Take the conversion between our Camera coordinate system and LiDAR coordinate system as an example:

First, for points and box centers, the coordinates before and after the conversion satisfy the following relationship:

• $$x_{LiDAR}=z_{camera}$$

• $$y_{LiDAR}=-x_{camera}$$

• $$z_{LiDAR}=-y_{camera}$$

Then, the box dimensions before and after the conversion satisfy the following relationship:

• $$dx_{LiDAR}=dx_{camera}$$

• $$dy_{LiDAR}=dz_{camera}$$

• $$dz_{LiDAR}=dy_{camera}$$

Finally, the yaw angle should also be converted:

• $$r_{LiDAR}=-\frac{\pi}{2}-r_{camera}$$

See the code here for more details.

### Bird’s Eye View¶

The BEV of a camera coordinate system box is $$(x, z, dx, dz, -r)$$ if the 3D box is $$(x, y, z, dx, dy, dz, r)$$. The inversion of the sign of the yaw angle is because the positive direction of the gravity axis of the Camera coordinate system points to the ground.

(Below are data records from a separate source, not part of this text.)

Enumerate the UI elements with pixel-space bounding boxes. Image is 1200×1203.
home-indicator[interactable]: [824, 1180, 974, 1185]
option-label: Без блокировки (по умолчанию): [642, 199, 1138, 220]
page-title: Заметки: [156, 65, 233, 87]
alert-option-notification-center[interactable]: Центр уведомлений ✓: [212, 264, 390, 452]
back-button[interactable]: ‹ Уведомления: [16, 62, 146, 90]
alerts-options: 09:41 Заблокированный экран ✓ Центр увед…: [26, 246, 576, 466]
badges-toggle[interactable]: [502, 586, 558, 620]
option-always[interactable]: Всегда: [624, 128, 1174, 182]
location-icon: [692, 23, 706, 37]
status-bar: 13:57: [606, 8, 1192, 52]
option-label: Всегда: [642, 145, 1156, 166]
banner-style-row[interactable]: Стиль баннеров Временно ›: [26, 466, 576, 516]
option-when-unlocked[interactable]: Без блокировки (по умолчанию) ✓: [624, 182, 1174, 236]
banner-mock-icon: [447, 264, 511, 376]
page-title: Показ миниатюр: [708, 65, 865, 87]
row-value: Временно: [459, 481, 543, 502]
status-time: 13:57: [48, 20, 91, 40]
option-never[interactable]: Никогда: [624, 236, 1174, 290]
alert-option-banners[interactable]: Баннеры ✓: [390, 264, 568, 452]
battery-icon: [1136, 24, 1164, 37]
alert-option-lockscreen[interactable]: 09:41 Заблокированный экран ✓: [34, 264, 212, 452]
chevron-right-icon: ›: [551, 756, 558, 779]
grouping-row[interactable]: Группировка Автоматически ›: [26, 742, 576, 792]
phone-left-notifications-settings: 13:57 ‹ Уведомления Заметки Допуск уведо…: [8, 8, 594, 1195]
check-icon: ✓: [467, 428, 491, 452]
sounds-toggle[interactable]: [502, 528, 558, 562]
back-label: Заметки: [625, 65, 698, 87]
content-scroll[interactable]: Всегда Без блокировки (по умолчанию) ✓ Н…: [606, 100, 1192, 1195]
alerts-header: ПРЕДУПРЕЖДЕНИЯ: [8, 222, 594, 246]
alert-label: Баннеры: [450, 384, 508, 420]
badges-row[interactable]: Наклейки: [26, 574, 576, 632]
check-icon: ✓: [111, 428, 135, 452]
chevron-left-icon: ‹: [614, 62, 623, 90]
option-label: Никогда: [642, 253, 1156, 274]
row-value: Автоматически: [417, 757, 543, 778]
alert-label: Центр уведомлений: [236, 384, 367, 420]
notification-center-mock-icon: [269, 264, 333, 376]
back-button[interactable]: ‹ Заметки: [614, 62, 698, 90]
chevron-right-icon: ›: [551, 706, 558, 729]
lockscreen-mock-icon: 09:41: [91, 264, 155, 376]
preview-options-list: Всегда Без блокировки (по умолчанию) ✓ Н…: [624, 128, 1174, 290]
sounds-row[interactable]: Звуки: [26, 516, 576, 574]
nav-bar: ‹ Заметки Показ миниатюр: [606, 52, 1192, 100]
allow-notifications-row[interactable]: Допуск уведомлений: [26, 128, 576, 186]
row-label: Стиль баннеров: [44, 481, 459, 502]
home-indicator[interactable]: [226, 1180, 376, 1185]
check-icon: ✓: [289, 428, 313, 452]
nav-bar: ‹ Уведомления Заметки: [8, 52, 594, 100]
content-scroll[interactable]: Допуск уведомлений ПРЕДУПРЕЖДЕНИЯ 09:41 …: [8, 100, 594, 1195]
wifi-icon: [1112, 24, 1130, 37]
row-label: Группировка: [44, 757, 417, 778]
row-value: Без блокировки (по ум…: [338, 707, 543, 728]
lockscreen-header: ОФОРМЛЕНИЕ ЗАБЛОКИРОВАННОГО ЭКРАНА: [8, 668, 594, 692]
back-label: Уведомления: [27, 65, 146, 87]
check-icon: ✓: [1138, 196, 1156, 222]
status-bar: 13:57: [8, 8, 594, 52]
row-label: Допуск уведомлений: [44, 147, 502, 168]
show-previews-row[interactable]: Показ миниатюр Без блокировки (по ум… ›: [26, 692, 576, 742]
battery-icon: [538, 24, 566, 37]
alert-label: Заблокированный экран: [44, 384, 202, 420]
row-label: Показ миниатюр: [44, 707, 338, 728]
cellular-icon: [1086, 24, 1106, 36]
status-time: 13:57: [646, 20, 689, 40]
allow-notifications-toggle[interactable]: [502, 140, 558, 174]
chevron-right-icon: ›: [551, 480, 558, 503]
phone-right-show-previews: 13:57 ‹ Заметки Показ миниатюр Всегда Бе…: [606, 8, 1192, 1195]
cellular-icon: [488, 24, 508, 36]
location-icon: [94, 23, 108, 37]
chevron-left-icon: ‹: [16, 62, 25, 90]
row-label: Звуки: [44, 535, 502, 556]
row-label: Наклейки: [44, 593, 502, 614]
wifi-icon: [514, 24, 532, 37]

See the code here for more details.

### Rotation of boxes¶

We set the rotation of all kinds of boxes to be counter-clockwise about the gravity axis. Therefore, to rotate a 3D box we first calculate the new box center, and then we add the rotation angle to the yaw angle.

See the code here for more details.

## Common FAQ¶

### Q2: In every coordinate system, do the three axes point exactly to the right, the front, and the ground, respectively?¶

No. For example, in KITTI, we need a calibration matrix when converting from Camera coordinate system to LiDAR coordinate system.

### Q3: How does a phase difference of $$2\pi$$ in the yaw angle of a box affect evaluation?¶

For IoU calculation, a phase difference of $$2\pi$$ in the yaw angle will result in the same box, thus not affecting evaluation.

For angle prediction evaluation such as the NDS metric in NuScenes and the AOS metric in KITTI, the angle of predicted boxes will be first standardized, so the phase difference of $$2\pi$$ will not change the result.

### Q4: How does a phase difference of $$\pi$$ in the yaw angle of a box affect evaluation?¶

For IoU calculation, a phase difference of $$\pi$$ in the yaw angle will result in the same box, thus not affecting evaluation.

However, for angle prediction evaluation, this will result in the exact opposite direction.

Just think about a car. The yaw angle is the angle between the direction of the car front and the positive direction of the x-axis. If we add $$\pi$$ to this angle, the car front will become the car rear.

For categories such as barrier, the front and the rear have no difference, therefore a phase difference of $$\pi$$ will not affect the angle prediction score.